# puerto paralelo



## angel lopez (Jul 12, 2006)

Buen dia, quisiera saber si alguien podria publicar el diagrama de conexion de salida para el puerto paralelo para CD,  como el de "EinSoldiatGott" pero con un 4n26 en vez de usar el moc3010.


----------



## EinSoldiatGott (Jul 12, 2006)

angel lopez dijo:
			
		

> Buen dia, quisiera saber si alguien podria publicar el diagrama de conexion de salida para el puerto paralelo para CD,  como el de "EinSoldiatGott" pero con un 4n26 en vez de usar el moc3010.

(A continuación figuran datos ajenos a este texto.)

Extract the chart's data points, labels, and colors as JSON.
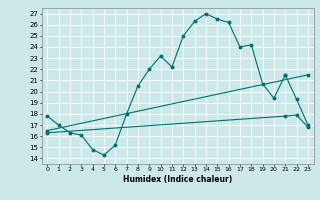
{
  "title": "",
  "xlabel": "Humidex (Indice chaleur)",
  "ylabel": "",
  "xlim": [
    -0.5,
    23.5
  ],
  "ylim": [
    13.5,
    27.5
  ],
  "xticks": [
    0,
    1,
    2,
    3,
    4,
    5,
    6,
    7,
    8,
    9,
    10,
    11,
    12,
    13,
    14,
    15,
    16,
    17,
    18,
    19,
    20,
    21,
    22,
    23
  ],
  "yticks": [
    14,
    15,
    16,
    17,
    18,
    19,
    20,
    21,
    22,
    23,
    24,
    25,
    26,
    27
  ],
  "bg_color": "#cce8e8",
  "line_color": "#007070",
  "grid_color": "#ffffff",
  "lines": [
    {
      "x": [
        0,
        1,
        2,
        3,
        4,
        5,
        6,
        7,
        8,
        9,
        10,
        11,
        12,
        13,
        14,
        15,
        16,
        17,
        18,
        19,
        20,
        21
      ],
      "y": [
        17.8,
        17.0,
        16.3,
        16.1,
        14.8,
        14.3,
        15.2,
        18.0,
        20.5,
        22.0,
        23.2,
        22.2,
        25.0,
        26.3,
        27.0,
        26.5,
        26.2,
        24.0,
        24.2,
        20.7,
        19.4,
        21.5
      ]
    },
    {
      "x": [
        21,
        22,
        23
      ],
      "y": [
        21.5,
        19.3,
        17.0
      ]
    },
    {
      "x": [
        0,
        23
      ],
      "y": [
        16.5,
        21.5
      ]
    },
    {
      "x": [
        0,
        21,
        22,
        23
      ],
      "y": [
        16.3,
        17.8,
        17.9,
        16.8
      ]
    }
  ]
}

Jeje, esto ya quedó resuelto 

Pueden encontralo acá
temporizador con pic16f84A ¿conexion reles? 

Saludos


----------



## angel lopez (Jul 27, 2006)

ops: Esteeee... Tal vez no me explique correctamente y quisiera corregirme, en mi nuevo proyecto, ademas de tener que mandar datos por medio de mi programa de visual y cambiarlos a otra corriente, tambien tengo que leer en una Text.  datos que entren a mi computadora por el puerto paralelo.
Para esto tengo que usar mis pines de entrada 10, 12, 13, 15, pero ¿como los recibo en mi programa de visual basic (6.0)?


----------



## EinSoldiatGott (Jul 31, 2006)

angel lopez dijo:
			
		

> ops: Esteeee... Tal vez no me explique correctamente y quisiera corregirme, en mi nuevo proyecto, ademas de tener que mandar datos por medio de mi programa de visual y cambiarlos a otra corriente, tambien tengo que leer en una Text.  datos que entren a mi computadora por el puerto paralelo.
> Para esto tengo que usar mis pines de entrada 10, 12, 13, 15, pero ¿como los recibo en mi programa de visual basic (6.0)?



Hola, se utiliza inport + la dirección del puerto, lo que no se como hacer es almacenarlos en un txt, pero eso lo encuentra en cualquier tuto del visual basic .

Saludos


----------